The grants were made by the Collaborative Research and Training Experience (CREATE), a program of the Natural Sciences & Engineering Research Council (NSERC).

The NSERC CREATE Molecular Imaging Probes (c-MIP) program will give graduate students and post-doctoral fellows at McMaster University and the Cross Cancer Institute at the University of Alberta the opportunity to enhance their technical skills, perspective, and ability to work in multi-disciplinary research teams in medical imaging, specifically developing the next generation of imaging probes from medical isotopes.

c-MIP is led by John Valliant, associate professor at McMaster, in collaboration with the Cross Cancer Institute and numerous researchers in the departments of chemistry and chemical biology and biochemistry. Students will have the opportunity to use the world-class isotope and chemical biology production facilities, research and translation infrastructure at both centres as they develop new agents.

They will also have the opportunity to expand their knowledge and collaboration networks by working on co-op terms at the Centre for Probe Development and Commercialization and the Edmonton Radiopharmaceutical Centre, and at the Memorial Sloan-Kettering Cancer Centre in New York and ETH Zurich (Swiss Federal Institute of Technology).

The NSERC CREATE Program in Photovoltaics will train Canada’s next generation of engineers and scientists in the most advanced concepts for the conversion of sunlight to electricity.
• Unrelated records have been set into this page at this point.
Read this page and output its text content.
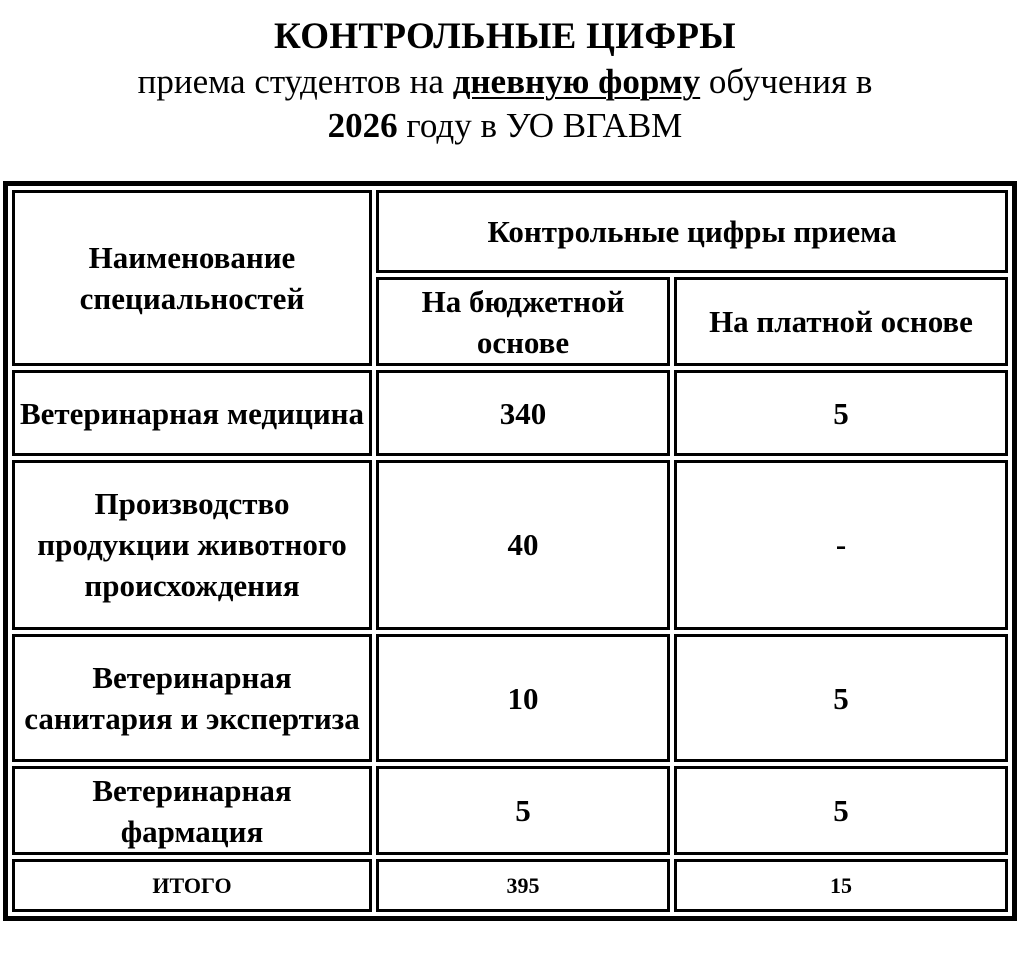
КОНТРОЛЬНЫЕ ЦИФРЫ
приема студентов на дневную форму обучения в
2026 году в УО ВГАВМ
Наименование специальностей	Контрольные цифры приема	
	На бюджетной основе	На платной основе
Ветеринарная медицина	340	5
Производство продукции животного происхождения	40	-
Ветеринарная санитария и экспертиза	10	5
Ветеринарная фармация	5	5
ИТОГО	395	15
Led by engineering professor John Preston and working with researchers at McMaster, University of Toronto and the University of Waterloo, students will have access to some of the world’s best facilities for preparing, characterizing and testing materials and devices for solar applications. Students will be drawn from the departments of engineering physics, physics, chemical engineering, chemistry, materials science and engineering at McMaster, and the departments of electrical engineering and materials science at Waterloo and Toronto. Also participating in the program will be students from the Dofasco Centre for Engineering and Public Policy and the Xerox Centre for Engineering, Entrepreneurship and Innovation.